Since biblical times, humans have sought to detect deception if not for personal reasons, certainly for business. Knowing if someone was lying mattered six thousand years ago every bit as much as it matters today. And for thousands of years, all sorts of efforts were invented to either detect deception or to entrap liars. Everything from closely gazing into the eyes for shiftiness, to hot blades drawn across the tongue (believing that the liar would have a dry mouth), to consulting oracles (who usually gave ambiguous answers), to the pulling of the tail of a camel in a darkened tent (the tails were dusted with charcoal, and thus it was expected liars would not touch the tail and their hands would come out clean), to the more modern use of the polygraph exam; mankind has devoted much effort to discovering lies.

Since 1974, I have been a student of the various techniques being taught to detect deception. After forty-four years of reading the scientific literature, following the work of David Givens, Desmond Morris, Mark Frank, David Matsumoto, Judee Burgoon, Aldert Vrij, Bella De Paulo, Paul Ekman, and others, all people I respect for their research and work, I can only come to one conclusion: there is no single behavior indicative of deception.

Dr. Mark Frank, professor and Department Chair at the University of Buffalo, who is so generous with his knowledge said it best in a conversation with me years ago, “Joe, there is no Pinocchio effect.” And there isn’t and there has never been. There is no single behavior indicative of deception, not one. Even to those who say, “well we look for clusters of behaviors,” they would also be wrong. There are no clusters of behaviors indicative of deception. Not really, not if we are honest.

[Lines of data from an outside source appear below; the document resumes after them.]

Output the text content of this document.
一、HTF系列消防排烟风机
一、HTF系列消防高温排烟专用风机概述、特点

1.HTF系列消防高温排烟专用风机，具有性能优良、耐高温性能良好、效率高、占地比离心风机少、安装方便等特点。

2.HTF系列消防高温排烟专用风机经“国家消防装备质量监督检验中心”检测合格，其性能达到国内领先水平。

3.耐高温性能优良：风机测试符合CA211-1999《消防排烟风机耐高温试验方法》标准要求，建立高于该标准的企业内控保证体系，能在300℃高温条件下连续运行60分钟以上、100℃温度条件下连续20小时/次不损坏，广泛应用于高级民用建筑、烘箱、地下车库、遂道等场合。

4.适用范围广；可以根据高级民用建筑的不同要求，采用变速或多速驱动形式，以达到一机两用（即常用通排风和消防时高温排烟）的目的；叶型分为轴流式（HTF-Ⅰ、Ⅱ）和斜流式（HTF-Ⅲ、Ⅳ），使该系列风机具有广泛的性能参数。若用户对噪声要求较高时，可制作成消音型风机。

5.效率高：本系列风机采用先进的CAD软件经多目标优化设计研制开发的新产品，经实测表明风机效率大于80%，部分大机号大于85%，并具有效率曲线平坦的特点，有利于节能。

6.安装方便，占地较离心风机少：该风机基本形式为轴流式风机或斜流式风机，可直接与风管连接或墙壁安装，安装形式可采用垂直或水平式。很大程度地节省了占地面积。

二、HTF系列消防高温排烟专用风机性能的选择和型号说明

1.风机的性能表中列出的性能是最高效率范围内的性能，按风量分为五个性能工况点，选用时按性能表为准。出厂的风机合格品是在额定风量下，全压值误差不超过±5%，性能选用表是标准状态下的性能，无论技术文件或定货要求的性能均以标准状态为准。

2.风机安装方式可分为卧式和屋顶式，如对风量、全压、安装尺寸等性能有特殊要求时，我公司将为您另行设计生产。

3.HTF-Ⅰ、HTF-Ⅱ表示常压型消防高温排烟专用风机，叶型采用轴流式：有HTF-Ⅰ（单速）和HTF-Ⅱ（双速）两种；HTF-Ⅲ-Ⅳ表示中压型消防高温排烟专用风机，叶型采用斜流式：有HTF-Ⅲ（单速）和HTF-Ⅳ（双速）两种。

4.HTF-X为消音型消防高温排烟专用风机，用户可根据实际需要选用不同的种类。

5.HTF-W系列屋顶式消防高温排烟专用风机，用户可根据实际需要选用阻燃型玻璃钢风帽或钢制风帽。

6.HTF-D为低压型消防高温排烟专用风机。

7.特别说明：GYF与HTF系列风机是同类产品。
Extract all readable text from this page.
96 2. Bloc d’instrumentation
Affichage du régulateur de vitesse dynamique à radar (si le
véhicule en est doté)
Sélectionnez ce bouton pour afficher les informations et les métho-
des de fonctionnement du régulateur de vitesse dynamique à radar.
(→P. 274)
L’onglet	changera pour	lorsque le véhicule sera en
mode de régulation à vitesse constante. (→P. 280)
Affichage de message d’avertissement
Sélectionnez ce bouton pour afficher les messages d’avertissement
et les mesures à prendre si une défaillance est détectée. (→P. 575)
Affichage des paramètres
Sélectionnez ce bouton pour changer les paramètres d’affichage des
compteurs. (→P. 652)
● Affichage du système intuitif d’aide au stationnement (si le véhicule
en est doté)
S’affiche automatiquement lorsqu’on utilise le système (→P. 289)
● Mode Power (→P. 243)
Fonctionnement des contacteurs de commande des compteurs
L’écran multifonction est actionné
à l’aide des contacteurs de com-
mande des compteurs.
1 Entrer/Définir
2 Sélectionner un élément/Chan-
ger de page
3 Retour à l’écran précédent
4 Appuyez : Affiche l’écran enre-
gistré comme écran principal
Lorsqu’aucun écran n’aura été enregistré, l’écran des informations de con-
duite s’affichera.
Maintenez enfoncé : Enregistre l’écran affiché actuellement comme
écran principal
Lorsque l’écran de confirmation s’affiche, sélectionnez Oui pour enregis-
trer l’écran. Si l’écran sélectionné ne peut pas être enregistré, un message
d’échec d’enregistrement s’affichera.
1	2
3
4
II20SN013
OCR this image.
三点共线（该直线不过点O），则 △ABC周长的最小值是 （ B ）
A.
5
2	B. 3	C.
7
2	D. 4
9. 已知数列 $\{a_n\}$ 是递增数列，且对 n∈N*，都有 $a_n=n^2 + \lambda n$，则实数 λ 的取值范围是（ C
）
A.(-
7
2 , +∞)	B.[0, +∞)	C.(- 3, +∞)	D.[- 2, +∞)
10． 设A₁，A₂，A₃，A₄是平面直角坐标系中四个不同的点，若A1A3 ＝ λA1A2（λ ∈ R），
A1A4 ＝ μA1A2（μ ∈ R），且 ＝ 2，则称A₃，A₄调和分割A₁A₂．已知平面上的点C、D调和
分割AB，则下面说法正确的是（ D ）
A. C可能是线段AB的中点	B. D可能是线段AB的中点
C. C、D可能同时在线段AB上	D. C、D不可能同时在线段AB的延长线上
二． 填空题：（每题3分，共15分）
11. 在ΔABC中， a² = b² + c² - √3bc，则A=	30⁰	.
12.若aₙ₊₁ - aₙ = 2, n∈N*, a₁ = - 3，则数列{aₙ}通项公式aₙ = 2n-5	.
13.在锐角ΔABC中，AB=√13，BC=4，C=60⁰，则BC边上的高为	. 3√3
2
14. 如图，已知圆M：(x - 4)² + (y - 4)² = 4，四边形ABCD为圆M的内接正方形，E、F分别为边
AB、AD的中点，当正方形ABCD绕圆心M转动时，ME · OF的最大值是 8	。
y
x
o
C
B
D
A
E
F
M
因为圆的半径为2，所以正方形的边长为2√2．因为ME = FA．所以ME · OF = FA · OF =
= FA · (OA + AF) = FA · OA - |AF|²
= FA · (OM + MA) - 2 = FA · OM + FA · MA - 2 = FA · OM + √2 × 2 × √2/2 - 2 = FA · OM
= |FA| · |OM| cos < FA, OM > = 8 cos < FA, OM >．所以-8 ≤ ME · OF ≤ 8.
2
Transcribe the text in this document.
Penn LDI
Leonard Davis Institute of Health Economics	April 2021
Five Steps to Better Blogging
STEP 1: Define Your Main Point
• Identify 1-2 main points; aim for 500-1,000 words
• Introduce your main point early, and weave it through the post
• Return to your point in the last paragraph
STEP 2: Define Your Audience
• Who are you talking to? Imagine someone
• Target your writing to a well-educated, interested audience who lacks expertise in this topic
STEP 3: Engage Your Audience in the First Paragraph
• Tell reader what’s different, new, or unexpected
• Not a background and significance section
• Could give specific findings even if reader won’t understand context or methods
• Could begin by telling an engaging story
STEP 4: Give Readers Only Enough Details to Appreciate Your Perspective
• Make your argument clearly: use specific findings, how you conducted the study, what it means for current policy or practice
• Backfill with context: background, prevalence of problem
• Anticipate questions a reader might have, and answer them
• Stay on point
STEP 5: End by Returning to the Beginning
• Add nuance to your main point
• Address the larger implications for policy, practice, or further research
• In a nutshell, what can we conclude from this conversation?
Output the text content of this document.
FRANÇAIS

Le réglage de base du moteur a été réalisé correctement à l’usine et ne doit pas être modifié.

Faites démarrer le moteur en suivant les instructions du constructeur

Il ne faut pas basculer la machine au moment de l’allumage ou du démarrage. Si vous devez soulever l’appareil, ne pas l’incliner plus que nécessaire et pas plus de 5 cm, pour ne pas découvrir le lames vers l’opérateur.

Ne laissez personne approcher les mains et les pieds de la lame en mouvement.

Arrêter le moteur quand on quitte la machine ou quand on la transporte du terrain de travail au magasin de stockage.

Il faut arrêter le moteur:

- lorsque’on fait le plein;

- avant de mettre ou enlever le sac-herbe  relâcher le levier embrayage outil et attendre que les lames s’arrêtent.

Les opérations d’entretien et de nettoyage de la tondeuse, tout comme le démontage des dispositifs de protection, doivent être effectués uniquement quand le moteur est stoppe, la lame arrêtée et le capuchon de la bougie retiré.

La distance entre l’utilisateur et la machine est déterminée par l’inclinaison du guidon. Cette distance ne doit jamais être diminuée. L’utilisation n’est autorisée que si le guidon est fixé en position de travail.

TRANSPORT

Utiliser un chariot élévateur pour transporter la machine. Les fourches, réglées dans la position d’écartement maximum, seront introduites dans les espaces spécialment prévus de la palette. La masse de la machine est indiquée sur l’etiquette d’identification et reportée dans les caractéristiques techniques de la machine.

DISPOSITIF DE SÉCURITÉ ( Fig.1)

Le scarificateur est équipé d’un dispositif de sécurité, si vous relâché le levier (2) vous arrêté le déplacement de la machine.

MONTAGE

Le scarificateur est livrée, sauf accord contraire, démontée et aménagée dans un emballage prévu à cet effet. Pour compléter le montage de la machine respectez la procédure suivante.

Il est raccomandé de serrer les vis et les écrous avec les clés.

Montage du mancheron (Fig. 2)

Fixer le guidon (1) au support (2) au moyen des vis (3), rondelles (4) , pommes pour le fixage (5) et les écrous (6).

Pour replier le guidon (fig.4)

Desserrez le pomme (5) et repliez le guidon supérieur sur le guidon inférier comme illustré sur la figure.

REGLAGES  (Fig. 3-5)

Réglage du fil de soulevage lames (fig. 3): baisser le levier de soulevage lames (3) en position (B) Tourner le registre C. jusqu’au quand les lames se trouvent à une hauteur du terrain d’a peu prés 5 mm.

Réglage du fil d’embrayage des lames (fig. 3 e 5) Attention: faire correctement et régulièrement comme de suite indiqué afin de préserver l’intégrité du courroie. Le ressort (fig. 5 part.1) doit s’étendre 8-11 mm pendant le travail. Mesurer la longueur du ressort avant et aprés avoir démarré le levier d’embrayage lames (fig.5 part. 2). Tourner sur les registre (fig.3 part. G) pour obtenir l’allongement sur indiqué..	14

In 2016, I wrote an article for readers of Psychology Today, looking at over two-hundred DNA  exonerations. People on death row exonerated after definitive DNA tests confirmed they were not the culprits; it was not their saliva, blood, sweat, or semen found at the crime scene. What was startling when I burrowed deep into all these cases, in each and every instance, the law enforcement officers were sure the suspect was lying, but not one officer could detect the truth. Not one officer believed the suspect when they claimed they did not do it. In other words, and I repeat, they could not detect the truth, but they were certain they could detect deception. This wasn’t just embarrassing—lives were at stake—it was shameful. Shameful that anyone should be falsely accused, but also shameful that not one officer in those 261 cases could differentiate the truthful from the deceptive. Why? Because for decades into the present, law enforcement officers have been taught that they can detect deception through nonverbals, when in fact, we humans are no better than a coin toss at detecting deception—a mere fifty/fifty chance. And that is one way you wind up with the innocent on death row.

But it is not just law enforcement, after the popular TV show Lie to Me came out (premiered on the Fox network), all of a sudden there were hundreds of aficionados teaching others how to detect deception; ignoring or twisting what science actually supported and unfortunately further mucking-up the field with simplistic assertions. Too often a veneer of science was wrapped around one or two examples for general public consumption giving the misleading assumption that detecting deception is not just easy, but that it is assured. That is fallacious and wrong.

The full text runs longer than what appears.